Wednesday, October 7, 2015
“That all the world will be in love” wrote Shakespeare. Such a deep wish for the ages from The Bard’s 400-year-old tragic tale of two young lovers hoping their feuding families would reconcile.
Soon local audiences will have the opportunity to be smitten once again with Shakespeare’s chronicle about “two kids growing up amongst violence, hate and societal pressures that put expectations on them that are impossible to manage,” said Desiree Sanchez, artistic director of the British-American Aquila Theatre.
Known for its dynamic physical approach and modern treatments of classical works. Aquila’s “Romeo and Juliet” will have plenty of “fun and flashy fight sequences, which will be sure to amaze, the emotional truth behind this tragedy is very pure,” noted Sanchez.

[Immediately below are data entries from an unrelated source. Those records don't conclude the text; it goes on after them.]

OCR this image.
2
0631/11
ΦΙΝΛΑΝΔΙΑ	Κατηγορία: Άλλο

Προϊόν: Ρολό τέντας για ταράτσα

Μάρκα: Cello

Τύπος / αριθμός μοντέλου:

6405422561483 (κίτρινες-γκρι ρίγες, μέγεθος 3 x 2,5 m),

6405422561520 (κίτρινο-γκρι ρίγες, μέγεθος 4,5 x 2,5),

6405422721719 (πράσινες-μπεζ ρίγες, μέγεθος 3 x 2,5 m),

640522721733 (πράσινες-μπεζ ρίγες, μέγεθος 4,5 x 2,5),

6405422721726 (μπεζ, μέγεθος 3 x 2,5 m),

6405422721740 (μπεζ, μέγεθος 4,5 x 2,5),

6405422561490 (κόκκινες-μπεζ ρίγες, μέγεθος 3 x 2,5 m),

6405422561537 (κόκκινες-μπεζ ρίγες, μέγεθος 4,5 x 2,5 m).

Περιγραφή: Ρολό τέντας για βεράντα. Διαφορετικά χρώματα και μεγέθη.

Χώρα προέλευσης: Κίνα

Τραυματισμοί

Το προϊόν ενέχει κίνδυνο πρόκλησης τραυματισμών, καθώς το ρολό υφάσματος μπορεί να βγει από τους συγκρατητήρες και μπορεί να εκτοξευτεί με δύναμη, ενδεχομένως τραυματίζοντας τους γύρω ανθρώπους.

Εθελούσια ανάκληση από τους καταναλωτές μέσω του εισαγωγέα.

Even as society and families put much in their way, Juliet and Romeo find love, “or maybe they are simply desperate to find something that can help them both escape the confines and horrors of the world around them,” added Sanchez. “It's a story that warns us of the dangerous paths we carve out for ourselves and for our children.
“This play has a lot of messages but the one which seems to strike a chord for me most is that if love and the freedom to love is not honored and protected, humanity will not flourish, and destruction and loss is all we will have left," said Sanchez.
Asked about audiences seeing a play that they may be very familiar with, Sanchez said, “I think that there is a lot that modern young audiences can identify with. We live in a world where our morals are handed down to us by our parents and grandparents, and many people stop questioning the world around them-- they allow themselves to continue living in the strictures of the world they know. Then, here come two young people who find each other and realize that the world is large, and that change is possible to achieve if you devote yourself to it.”
Aquila’s “Romeo & Juliet” has multi-cultural casting with five actors playing various roles. Sanchez promises audiences a production with great youthful energy “that it will be hard to look away from the action.”
Inviting audiences to the Center for the Arts, Sanchez said “from the hyper physical movement sequences to the deeply moving acting, the show promises to be engaging for audiences of all ways, shapes, and sizes.”